Findings showed that the detection performance of the DLM did not vary significantly from the performance observed when the pathologist annotated the images twice (precision, recall, and F-measure were 0.82, 0.69, and 0.75, respectively), and when the external validation was conducted using OSA patient samples from an external facility, the results demonstrated evaluation metrics for each fold, with precision at 0.80 (SD 0.03), recall at 0.70 (SD 0.02), and F-measure at 0.75 (SD 0.01).

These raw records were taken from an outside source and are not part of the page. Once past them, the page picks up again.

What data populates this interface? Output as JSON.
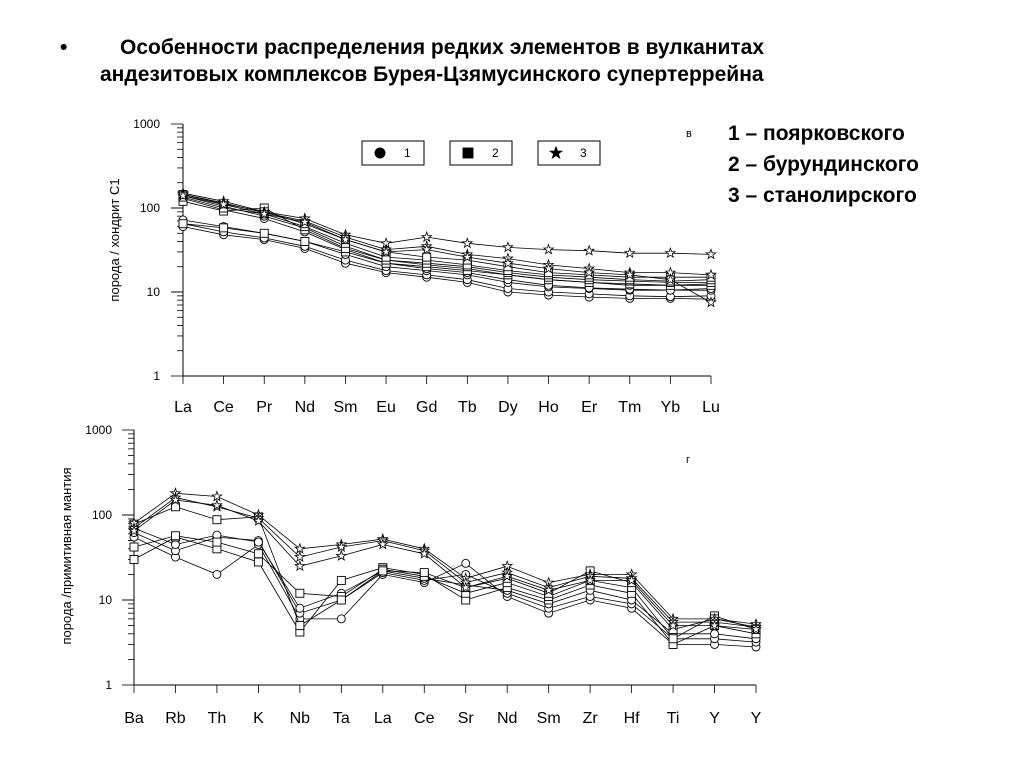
{
  "slide": {
    "bullet": "•",
    "title_line1": "Особенности распределения редких элементов в вулканитах",
    "title_line2": "андезитовых комплексов Бурея-Цзямусинского супертеррейна"
  },
  "legend_list": [
    "1 – поярковского",
    "2 – бурундинского",
    "3 – станолирского"
  ],
  "chart_data": [
    {
      "type": "line",
      "panel_label": "в",
      "ylabel": "порода / хондрит С1",
      "yscale": "log",
      "ylim": [
        1,
        1000
      ],
      "yticks": [
        "1",
        "10",
        "100",
        "1000"
      ],
      "categories": [
        "La",
        "Ce",
        "Pr",
        "Nd",
        "Sm",
        "Eu",
        "Gd",
        "Tb",
        "Dy",
        "Ho",
        "Er",
        "Tm",
        "Yb",
        "Lu"
      ],
      "legend": [
        {
          "marker": "circle",
          "label": "1"
        },
        {
          "marker": "square",
          "label": "2"
        },
        {
          "marker": "star",
          "label": "3"
        }
      ],
      "series": [
        {
          "group": 1,
          "values": [
            60,
            48,
            42,
            33,
            22,
            17,
            15,
            13,
            10,
            9.2,
            8.7,
            8.4,
            8.4,
            8.2
          ]
        },
        {
          "group": 1,
          "values": [
            65,
            52,
            44,
            35,
            24,
            18,
            16,
            14,
            11,
            10,
            9.5,
            9,
            8.8,
            9
          ]
        },
        {
          "group": 1,
          "values": [
            72,
            60,
            50,
            40,
            28,
            20,
            18,
            16,
            13,
            11.5,
            11,
            10.5,
            10.5,
            10.5
          ]
        },
        {
          "group": 1,
          "values": [
            130,
            95,
            75,
            52,
            32,
            22,
            19,
            17,
            14,
            12,
            11.2,
            10.8,
            10.5,
            11
          ]
        },
        {
          "group": 1,
          "values": [
            140,
            105,
            80,
            58,
            35,
            24,
            21,
            19,
            16,
            14,
            13,
            12,
            12,
            12.5
          ]
        },
        {
          "group": 2,
          "values": [
            65,
            58,
            50,
            40,
            30,
            22,
            20,
            18,
            16,
            14,
            13,
            12.5,
            12,
            12
          ]
        },
        {
          "group": 2,
          "values": [
            120,
            92,
            100,
            55,
            33,
            24,
            22,
            20,
            17,
            15,
            14,
            13.5,
            13,
            13
          ]
        },
        {
          "group": 2,
          "values": [
            135,
            100,
            85,
            60,
            38,
            26,
            24,
            21,
            18,
            16,
            15,
            14,
            13.5,
            14
          ]
        },
        {
          "group": 2,
          "values": [
            145,
            112,
            90,
            65,
            42,
            30,
            26,
            24,
            20,
            17,
            16,
            15,
            15,
            15
          ]
        },
        {
          "group": 3,
          "values": [
            150,
            120,
            90,
            75,
            48,
            38,
            45,
            38,
            34,
            32,
            31,
            29,
            29,
            28
          ]
        },
        {
          "group": 3,
          "values": [
            145,
            115,
            88,
            70,
            45,
            32,
            35,
            28,
            25,
            21,
            19,
            17,
            17,
            16
          ]
        },
        {
          "group": 3,
          "values": [
            140,
            110,
            85,
            68,
            42,
            30,
            32,
            26,
            22,
            19,
            17,
            16,
            14,
            7.5
          ]
        }
      ]
    },
    {
      "type": "line",
      "panel_label": "г",
      "ylabel": "порода /примитивная мантия",
      "yscale": "log",
      "ylim": [
        1,
        1000
      ],
      "yticks": [
        "1",
        "10",
        "100",
        "1000"
      ],
      "categories": [
        "Ba",
        "Rb",
        "Th",
        "K",
        "Nb",
        "Ta",
        "La",
        "Ce",
        "Sr",
        "Nd",
        "Sm",
        "Zr",
        "Hf",
        "Ti",
        "Y",
        "Y"
      ],
      "series": [
        {
          "group": 1,
          "values": [
            55,
            32,
            20,
            45,
            6,
            6,
            20,
            16,
            27,
            11,
            7,
            10,
            8,
            3,
            3,
            2.8
          ]
        },
        {
          "group": 1,
          "values": [
            62,
            38,
            55,
            50,
            7,
            10,
            21,
            17,
            20,
            12,
            8,
            11,
            9,
            3.5,
            3.5,
            3.2
          ]
        },
        {
          "group": 1,
          "values": [
            70,
            45,
            58,
            48,
            8,
            12,
            22,
            18,
            15,
            13,
            9,
            13,
            10,
            4,
            4,
            3.5
          ]
        },
        {
          "group": 2,
          "values": [
            30,
            55,
            40,
            28,
            4.2,
            17,
            24,
            20,
            10,
            14,
            10,
            15,
            12,
            3,
            5,
            4
          ]
        },
        {
          "group": 2,
          "values": [
            42,
            57,
            48,
            35,
            12,
            11,
            23,
            19,
            12,
            16,
            11,
            17,
            14,
            3.5,
            6.5,
            4.5
          ]
        },
        {
          "group": 2,
          "values": [
            78,
            125,
            88,
            95,
            5,
            10,
            22,
            21,
            14,
            18,
            12,
            22,
            16,
            4.5,
            6,
            4.8
          ]
        },
        {
          "group": 3,
          "values": [
            80,
            180,
            165,
            100,
            40,
            45,
            52,
            40,
            18,
            25,
            16,
            20,
            20,
            6,
            6,
            5.2
          ]
        },
        {
          "group": 3,
          "values": [
            70,
            160,
            125,
            92,
            32,
            42,
            50,
            38,
            16,
            21,
            14,
            19,
            18,
            5.5,
            5.5,
            4.8
          ]
        },
        {
          "group": 3,
          "values": [
            65,
            150,
            130,
            85,
            25,
            33,
            45,
            35,
            14,
            19,
            13,
            17,
            17,
            5,
            5,
            4.5
          ]
        }
      ]
    }
  ]
}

This work was the first to employ a DLM to calculate viable tumor cell density with a performance target set at a level comparable to that of humans. Authors concluded that DLM-evaluated viable tumor cell density is a more precise prognostic factor of OSA than the necrosis rate assessed by pathologists, and suggested that this approach has the potential to enhance the accuracy of prognostic stratification of osteosarcoma patients treated with neoadjuvant chemotherapy.